Apple Silicon (probably) won't lower the price of future MacBook Pros

Apple Silicon Xcode Alert
Apple Silicon Xcode Alert (Image credit: Apple)

Apple will soon begin producing SoC processors based on the ARM architecture. Eventually, this will mean the end of the production of Intel-based Macs, although not for at least two years. According to TrendForce, the first Mac SoC could cost much less than Intel chips.

Will this mean less expensive Macs in the future? I'm not so sure.

TrendForce believes the first Apple ARM-based SOCs could cost under $100, compared to the $200 to $300 for the Intel Core i3 processors on the market. The cost difference is significant.

Tom's Guide's Roland Moore-Colyer believes this could be enough to push down the price of future MacBook Pros.

As they rightly admit, that could be wishful thinking, however.

No doubt, developing chips in-house will help Apple cut costs, especially in the long-run, as production picks up steam. And as these things go, at least some of those savings could show up in the price of future Macs.

Like Moore-Colyer notes, however, those discounts are less likely to come to Apple's premium offerings like the MacBook Pro. Instead, you could see the most significant price drops happen on the MacBook Air and other non-Pro Macs.

As Moore-Colyer explains: "As such, slightly cheaper MacBooks would be a good way for Apple to respond to the increased competition it faces in the laptop arena."

Fuzzy math for now

Market forces are going to play a massive role in what Apple charges for Macs with ARM-based SoC processors.
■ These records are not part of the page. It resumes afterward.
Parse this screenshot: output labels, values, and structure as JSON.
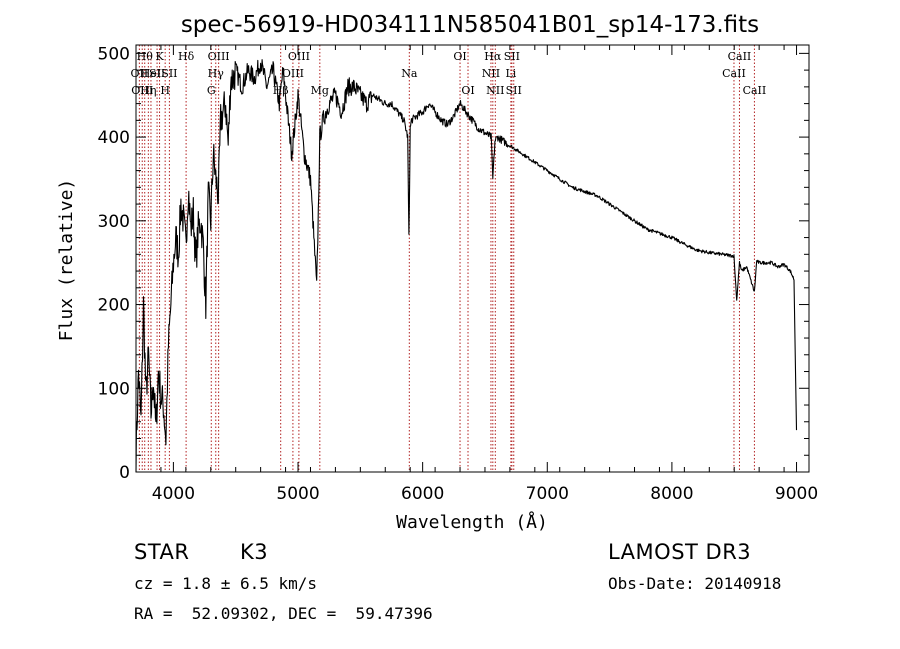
{
  "chart_data": {
    "type": "line",
    "title": "spec-56919-HD034111N585041B01_sp14-173.fits",
    "xlabel": "Wavelength (Å)",
    "ylabel": "Flux (relative)",
    "xlim": [
      3700,
      9100
    ],
    "ylim": [
      0,
      510
    ],
    "xticks": [
      {
        "value": 4000,
        "label": "4000"
      },
      {
        "value": 5000,
        "label": "5000"
      },
      {
        "value": 6000,
        "label": "6000"
      },
      {
        "value": 7000,
        "label": "7000"
      },
      {
        "value": 8000,
        "label": "8000"
      },
      {
        "value": 9000,
        "label": "9000"
      }
    ],
    "yticks": [
      {
        "value": 0,
        "label": "0"
      },
      {
        "value": 100,
        "label": "100"
      },
      {
        "value": 200,
        "label": "200"
      },
      {
        "value": 300,
        "label": "300"
      },
      {
        "value": 400,
        "label": "400"
      },
      {
        "value": 500,
        "label": "500"
      }
    ],
    "series": [
      {
        "name": "spectrum",
        "x": [
          3700,
          3720,
          3740,
          3760,
          3780,
          3800,
          3820,
          3840,
          3860,
          3880,
          3900,
          3920,
          3940,
          3960,
          3980,
          4000,
          4020,
          4040,
          4060,
          4080,
          4100,
          4120,
          4140,
          4160,
          4180,
          4200,
          4220,
          4240,
          4260,
          4280,
          4300,
          4320,
          4340,
          4360,
          4380,
          4400,
          4420,
          4440,
          4460,
          4480,
          4500,
          4550,
          4600,
          4650,
          4700,
          4750,
          4800,
          4850,
          4880,
          4900,
          4950,
          5000,
          5050,
          5100,
          5150,
          5175,
          5200,
          5250,
          5300,
          5350,
          5400,
          5450,
          5500,
          5550,
          5600,
          5650,
          5700,
          5750,
          5800,
          5850,
          5880,
          5890,
          5900,
          5910,
          5950,
          6000,
          6050,
          6100,
          6150,
          6200,
          6250,
          6300,
          6350,
          6400,
          6450,
          6500,
          6550,
          6563,
          6580,
          6600,
          6650,
          6700,
          6750,
          6800,
          6850,
          6900,
          6950,
          7000,
          7100,
          7200,
          7300,
          7400,
          7500,
          7600,
          7700,
          7800,
          7900,
          8000,
          8100,
          8200,
          8300,
          8400,
          8498,
          8520,
          8542,
          8560,
          8600,
          8662,
          8680,
          8700,
          8750,
          8800,
          8850,
          8900,
          8950,
          8980,
          9000
        ],
        "y": [
          20,
          120,
          60,
          200,
          90,
          140,
          70,
          110,
          50,
          120,
          90,
          80,
          40,
          150,
          200,
          250,
          280,
          260,
          320,
          300,
          270,
          340,
          290,
          310,
          250,
          290,
          300,
          270,
          200,
          330,
          300,
          380,
          350,
          330,
          420,
          430,
          440,
          390,
          470,
          470,
          480,
          460,
          480,
          470,
          490,
          460,
          480,
          440,
          480,
          450,
          380,
          450,
          380,
          350,
          220,
          400,
          420,
          440,
          450,
          430,
          460,
          460,
          450,
          440,
          450,
          445,
          440,
          440,
          430,
          420,
          400,
          280,
          410,
          420,
          425,
          430,
          440,
          430,
          420,
          415,
          425,
          440,
          430,
          420,
          410,
          405,
          400,
          350,
          395,
          400,
          395,
          390,
          385,
          380,
          375,
          370,
          365,
          360,
          350,
          340,
          335,
          330,
          320,
          310,
          300,
          290,
          285,
          280,
          272,
          265,
          262,
          260,
          258,
          205,
          250,
          240,
          245,
          215,
          252,
          250,
          250,
          250,
          245,
          248,
          240,
          230,
          50
        ]
      }
    ],
    "lines": [
      {
        "wave": 3727,
        "label": "OII",
        "row": 1
      },
      {
        "wave": 3750,
        "label": "OIII",
        "row": 2
      },
      {
        "wave": 3770,
        "label": "Hθ",
        "row": 0
      },
      {
        "wave": 3799,
        "label": "Hη",
        "row": 2
      },
      {
        "wave": 3820,
        "label": "HeI",
        "row": 1
      },
      {
        "wave": 3869,
        "label": "SII",
        "row": 1
      },
      {
        "wave": 3889,
        "label": "K",
        "row": 0
      },
      {
        "wave": 3934,
        "label": "H",
        "row": 2
      },
      {
        "wave": 3968,
        "label": "SII",
        "row": 1
      },
      {
        "wave": 4102,
        "label": "Hδ",
        "row": 0
      },
      {
        "wave": 4304,
        "label": "G",
        "row": 2
      },
      {
        "wave": 4340,
        "label": "Hγ",
        "row": 1
      },
      {
        "wave": 4363,
        "label": "OIII",
        "row": 0
      },
      {
        "wave": 4861,
        "label": "Hβ",
        "row": 2
      },
      {
        "wave": 4959,
        "label": "OIII",
        "row": 1
      },
      {
        "wave": 5007,
        "label": "OIII",
        "row": 0
      },
      {
        "wave": 5175,
        "label": "Mg",
        "row": 2
      },
      {
        "wave": 5893,
        "label": "Na",
        "row": 1
      },
      {
        "wave": 6300,
        "label": "OI",
        "row": 0
      },
      {
        "wave": 6364,
        "label": "OI",
        "row": 2
      },
      {
        "wave": 6548,
        "label": "NII",
        "row": 1
      },
      {
        "wave": 6563,
        "label": "Hα",
        "row": 0
      },
      {
        "wave": 6583,
        "label": "NII",
        "row": 2
      },
      {
        "wave": 6708,
        "label": "Li",
        "row": 1
      },
      {
        "wave": 6716,
        "label": "SII",
        "row": 0
      },
      {
        "wave": 6731,
        "label": "SII",
        "row": 2
      },
      {
        "wave": 8498,
        "label": "CaII",
        "row": 1
      },
      {
        "wave": 8542,
        "label": "CaII",
        "row": 0
      },
      {
        "wave": 8662,
        "label": "CaII",
        "row": 2
      }
    ]
  },
  "info": {
    "class_label": "STAR",
    "subclass": "K3",
    "survey": "LAMOST DR3",
    "cz": "cz = 1.8 ± 6.5 km/s",
    "obs_date": "Obs-Date: 20140918",
    "coords": "RA =  52.09302, DEC =  59.47396"
  },
  "colors": {
    "spectrum": "#000000",
    "line_marker": "#b22222",
    "axis": "#000000"
  }
}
At least in the short term, however, the market's going to be in flux because Apple decided to produce Intel-based and ARM-based devices for at least two years. Only when ARM is the only game in town will we see whether the transition made Macs noticeably cheaper.
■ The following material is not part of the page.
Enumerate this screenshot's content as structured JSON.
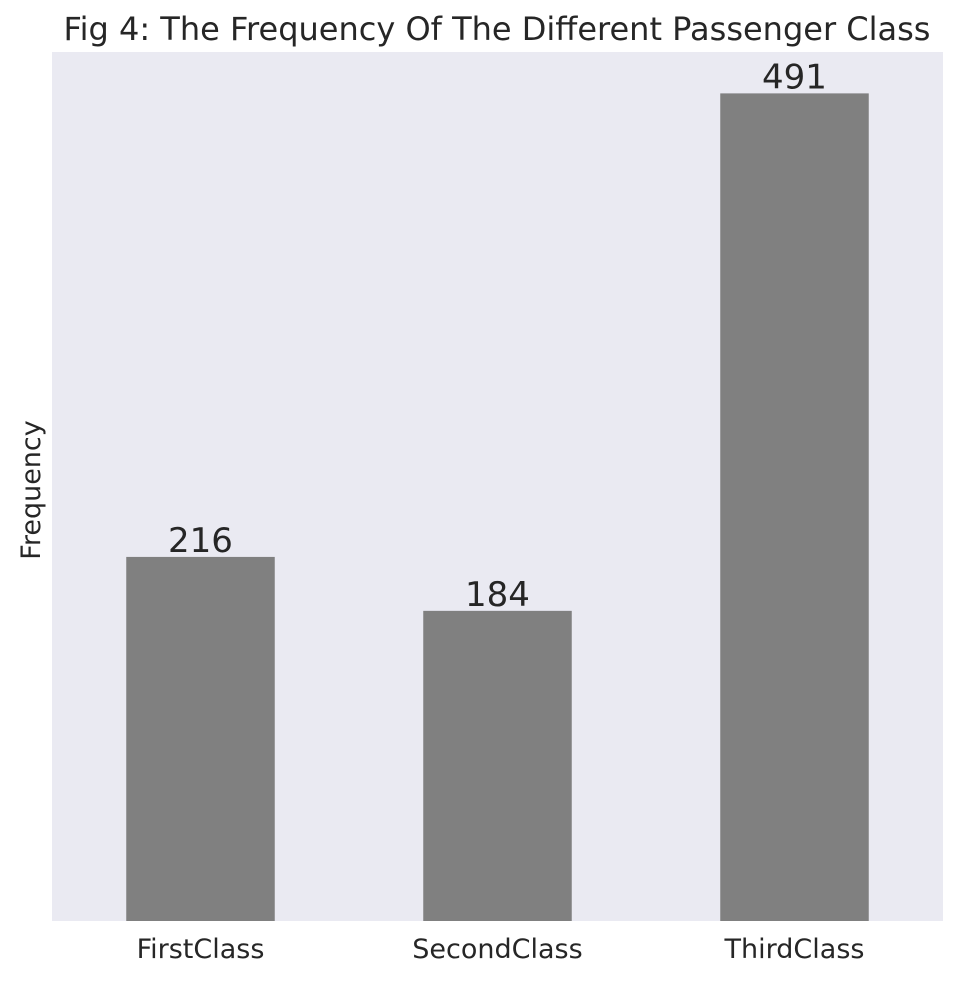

During the transition period, when Intel and ARM Macs co-exist, I expect Apple will keep the prices between both types of computers very similar as a way to support both. When there's only an ARM-based computer (welcome back, 12-inch MacBook), however, we could see a price break unless heightened popularity for the new machines mean no discount is necessary.

The Intel/ARM debate has only just gotten started and it will be interesting to see where things go from here. This fall, Apple's likely to introduce new Macs with both Intel and ARM processors. In the meantime, stay tuned.
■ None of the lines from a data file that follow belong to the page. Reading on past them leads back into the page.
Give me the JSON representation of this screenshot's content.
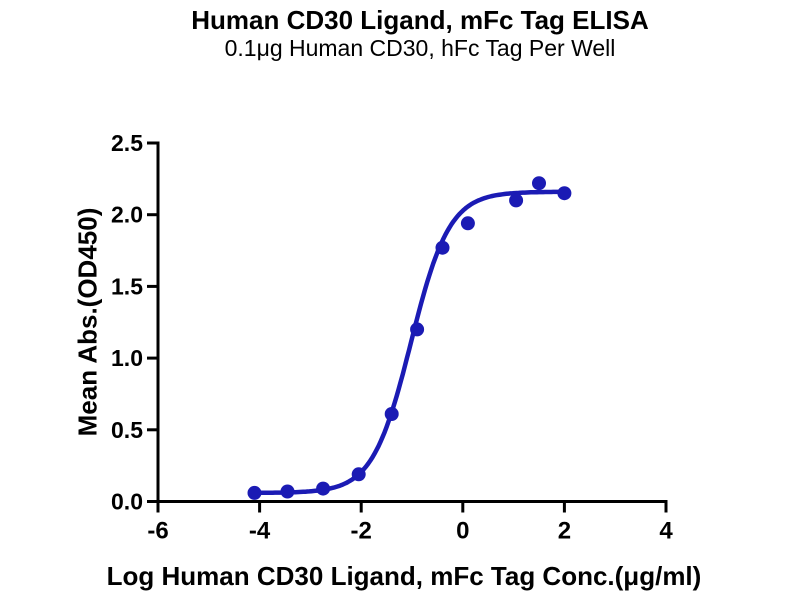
{
  "chart": {
    "title": "Human CD30 Ligand, mFc Tag ELISA",
    "subtitle": "0.1μg Human CD30, hFc Tag Per Well",
    "xlabel": "Log Human CD30 Ligand, mFc Tag Conc.(μg/ml)",
    "ylabel": "Mean Abs.(OD450)"
  },
  "chart_data": {
    "type": "scatter",
    "title": "Human CD30 Ligand, mFc Tag ELISA",
    "subtitle": "0.1μg Human CD30, hFc Tag Per Well",
    "xlabel": "Log Human CD30 Ligand, mFc Tag Conc.(μg/ml)",
    "ylabel": "Mean Abs.(OD450)",
    "x": [
      -4.1,
      -3.45,
      -2.75,
      -2.05,
      -1.4,
      -0.9,
      -0.4,
      0.1,
      1.05,
      1.5,
      2.0
    ],
    "y": [
      0.06,
      0.07,
      0.09,
      0.19,
      0.61,
      1.2,
      1.77,
      1.94,
      2.1,
      2.22,
      2.15
    ],
    "xlim": [
      -6,
      4
    ],
    "ylim": [
      0,
      2.5
    ],
    "xticks": [
      -6,
      -4,
      -2,
      0,
      2,
      4
    ],
    "xtick_labels": [
      "-6",
      "-4",
      "-2",
      "0",
      "2",
      "4"
    ],
    "yticks": [
      0,
      0.5,
      1.0,
      1.5,
      2.0,
      2.5
    ],
    "ytick_labels": [
      "0.0",
      "0.5",
      "1.0",
      "1.5",
      "2.0",
      "2.5"
    ],
    "grid": false,
    "legend": null,
    "marker_color": "#1b1bb4",
    "line_color": "#1b1bb4",
    "axis_color": "#000000",
    "fit_curve": {
      "model": "4PL",
      "bottom": 0.06,
      "top": 2.16,
      "log_ec50": -1.02,
      "hill": 1.15,
      "x_start": -4.1,
      "x_end": 2.0
    }
  }
}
Should Apple drop the prices on its Pro products if the switching to ARM allows? Let us know your thought below.

Bryan M Wolfe
Staff Writer

Bryan M. Wolfe has written about technology for over a decade on various websites, including TechRadar, AppAdvice, and many more. Before this, he worked in the technology field across different industries, including healthcare and education. He’s currently iMore’s lead on all things Mac and macOS, although he also loves covering iPhone, iPad, and Apple Watch. Bryan enjoys watching his favorite sports teams, traveling, and driving around his teenage daughter to her latest stage show, audition, or school event in his spare time. He also keeps busy walking his black and white cocker spaniel, Izzy, and trying new coffees and liquid grapes.

  • I would like to see a 12" MacBook with Apple silicon at a competitive price. I don't think it would eat into other Macs sales all that much because the size fills a niche they aren't really covering now. Might hurt iPads.
  • Given that a Mac running on Apple Silicon could function off of the same type of board that goes in a 300 dollar iPad, I think it's insane to say that it won't bring down the entry level price of the Mac. Will there still be Mac Pro class Macs available? Of course there will. However Apple has always WANTED to have a cheaper MacBook they just couldn't get under a grand without cutting a lot of corners that they didn't want associated with the Mac. Now however, getting a 13 inch IPS panel, machining the case, putting in a serviceable if not razor thin keyboard, a decent track pad, serviceable audio, and a Face ID sensor shouldn't add more than two hundred more dollars. Obviously it wont' happen right away, Apple is going to want to make sure that they have people super confident in the value of their new processor platform. But once they've started to sell a consistent level of Macs as the price points that they have historically, you can be sure that those tried and true silicon designs are going to make their way down into lower priced entry level Macs. If Apple can eat the market for low price office terminals, why wouldn't they? If Apple can completely undercut Google's Chromebooks in education with devices that cost about as much but run full blown Mac apps as well as apps initially designed for iPads, why wouldn't they?
  • Hey Rene! I would stop calling it an SOC as well. Just because the iPhone and iPad use an SOC design doesn't mean the laptop and desktop systems will. More likely they will be more like Lego building blocks (chiplets) held in a carrier, or even discreet chips.